A proposal to beef up safety inspections at Northern Virginia construction sites with Fairfax County employes drew objections yesterday from labor unions and a noncommittal response from federal officials.

John Quackenbush, secretary-treasurer of the AFL-CIO's Washington Building and Construction Trades Council, opposed the Fairfax proposal for using county workers as safety inspectors, arguing that the employes are untrained for the job. "What does a plumbing inspector know about a crane? What does a plumbing inspector know about an elevator?" Quackenbush asked.

Roger A. Clark, national field coordination director for the U.S. Occupational Safety and Health Administration, responded to county complaints about allegedly inadequate safety inspections, saying, "Those are the issues that we need to address." Clark did not indicate how soon a more definitive reply would be provided.

The freewheeling debate took place at Labor Department headquarters in Washington yesterday after efforts by Fairfax officials to crack down on unsafe construction practices. At least 14 workers have died in construction accidents in Northern Virginia in the last two years.

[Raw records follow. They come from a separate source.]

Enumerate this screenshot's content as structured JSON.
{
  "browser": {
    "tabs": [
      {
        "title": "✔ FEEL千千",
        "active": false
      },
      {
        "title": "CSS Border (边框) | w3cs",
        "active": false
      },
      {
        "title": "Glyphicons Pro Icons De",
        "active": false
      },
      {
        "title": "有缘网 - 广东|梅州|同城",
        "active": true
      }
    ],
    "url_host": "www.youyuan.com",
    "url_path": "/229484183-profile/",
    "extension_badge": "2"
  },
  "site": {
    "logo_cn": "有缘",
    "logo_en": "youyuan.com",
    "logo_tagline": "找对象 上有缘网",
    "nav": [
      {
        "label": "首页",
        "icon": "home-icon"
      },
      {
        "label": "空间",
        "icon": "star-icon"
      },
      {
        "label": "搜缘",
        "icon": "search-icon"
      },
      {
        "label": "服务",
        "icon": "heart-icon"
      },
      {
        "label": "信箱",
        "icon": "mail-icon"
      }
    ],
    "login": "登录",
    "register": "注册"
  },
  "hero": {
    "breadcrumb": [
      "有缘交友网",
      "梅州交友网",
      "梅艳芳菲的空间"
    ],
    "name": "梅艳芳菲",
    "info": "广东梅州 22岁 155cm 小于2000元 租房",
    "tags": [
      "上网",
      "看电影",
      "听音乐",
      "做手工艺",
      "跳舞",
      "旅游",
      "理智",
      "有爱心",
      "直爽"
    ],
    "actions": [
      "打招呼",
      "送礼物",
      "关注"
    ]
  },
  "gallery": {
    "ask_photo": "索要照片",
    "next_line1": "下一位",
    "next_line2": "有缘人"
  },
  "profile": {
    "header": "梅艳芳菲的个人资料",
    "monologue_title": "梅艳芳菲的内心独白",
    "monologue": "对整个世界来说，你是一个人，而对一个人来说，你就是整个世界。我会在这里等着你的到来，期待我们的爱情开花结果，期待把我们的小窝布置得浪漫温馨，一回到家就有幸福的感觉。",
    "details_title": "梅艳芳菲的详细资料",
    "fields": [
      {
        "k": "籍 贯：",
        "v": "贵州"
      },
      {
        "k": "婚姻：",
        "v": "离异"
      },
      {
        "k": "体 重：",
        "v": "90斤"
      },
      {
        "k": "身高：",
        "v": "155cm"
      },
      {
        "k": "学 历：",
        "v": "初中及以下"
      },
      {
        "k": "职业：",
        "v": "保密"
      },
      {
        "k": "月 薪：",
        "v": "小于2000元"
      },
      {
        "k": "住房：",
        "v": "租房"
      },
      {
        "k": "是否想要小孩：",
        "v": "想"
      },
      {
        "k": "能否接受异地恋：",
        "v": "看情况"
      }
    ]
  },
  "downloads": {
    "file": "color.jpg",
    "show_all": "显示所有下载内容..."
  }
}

The Fairfax Board of Supervisors has voted to stop doing business with construction firms that violate safety regulations and to sue federal and Virginia safety agencies for allegedly conducting inadequate inspections. Fairfax has offered 68 county employes to supplement the state's safety inspection staff. The state has assigned only safety inspectors to Northern Virginia.

Despite his objections to using Fairfax employes as safety inspectors, Quackenbush sharply criticized the Virginia inspection system. The unions contend that the Virginia inspectors should be replaced by a federal inspection staff.

The meeting between Fairfax and OSHA officials was the second in two days. Fairfax Supervisor Audrey Moore talked with OSHA administrators on Monday. She later expressed uncertainty about what steps the federal agency might take. Yesterday's session also ended inconclusively.

The ball is in your court," said Acting Fairfax Executive J. Hamilton Lambert. "Yes, it is," Clark replied.